Nous rejoignons alors le parc de Ranomafana, où nous souhaitons apporter une aide technique à des scientifiques qui étudient et protègent les lémuriens, les écosystèmes tropicaux et collaborent corrélativement au développement local depuis plus de 25 ans ici à Ranomafana. Toutefois, les explorations initialement envisagées se révèlent moins inaccessibles que prévues et nous ne sortirons pas le matériel technique. C’est l’occasion malgré tout de nous rendre utiles en explorant quelques grottes abritant différents types de chauves-souris et surtout de constater le succès d’un projet de développement local réfléchi et suivi. Nous constatons qu’ici la nature est mieux préservée qu’ailleurs à Madagascar, que les gens sont moins démunis et semblent peut-être plus épanouis.

Retour d’expédition et bilan

En cette fin d’expédition, nous savourons l’idée de rentrer à la maison nous reposer. Mais le retour à la

« normalité » ne se fait pas sans quelques heurts. Je prendrai plusieurs kilos au cours des mois suivants tandis que Morgan lui, souffrira plutôt d’un manque de dynamisme. Ces difficultés à récupérer sont pourtant assez classiques lors d’expéditions difficiles et nous en prendrons conscience avec soulagement en discutant avec d’autres, plus experts en la matière.

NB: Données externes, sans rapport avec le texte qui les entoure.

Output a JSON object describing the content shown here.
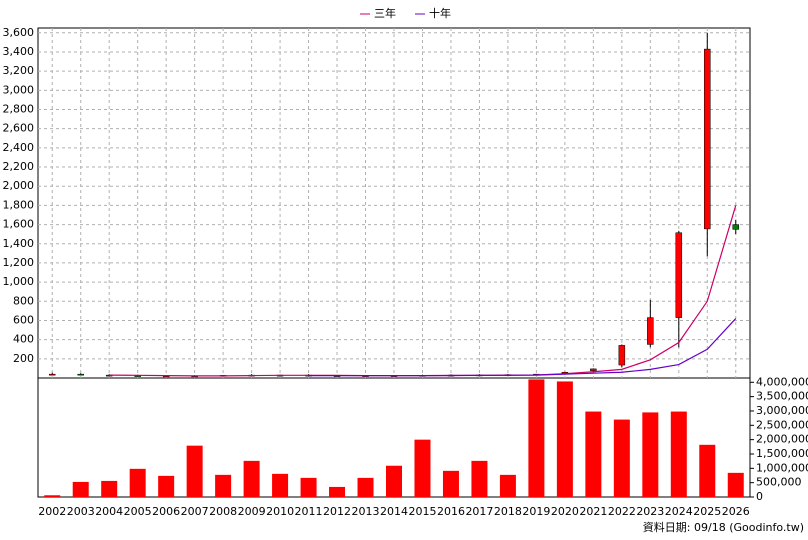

Malgré ce retour compliqué, nous tirons d’immenses bénéfices de cette aventure. Nous sommes fiers d’avoir atteint beaucoup des objectifs que nous nous étions fixés, notamment en termes d’ouverture. Mais surtout, nos échecs comme nos réussites au cours de cette expédition, nous ont fait grandir. Peut-être plus que jamais, nous avons compris que les peurs et les incertitudes dans la vie peuvent être dépassées par des prises de décision fortes et un travail adéquat. Que les envies les plus chères ne se réalisent qu’ainsi. Et que le seul maître mot dans la vie est l’aventure. Au sens d’oser vivre sa vie. Une citation que j’aime beaucoup dit ceci : « On a tous deux vies et la seconde commence lorsqu’on se rend compte qu’on en a qu’une. ». Grâce à cette expédition, nous garderons gravés dans nos mémoires des souvenirs inoubliables qui contribueront à notre bonheur pour toujours. Quant à nos efforts pour partager notre aventure, ils nous font ressentir encore davantage de satisfaction chaque fois que nous sentons que notre projet devient source d’inspiration pour d’autres.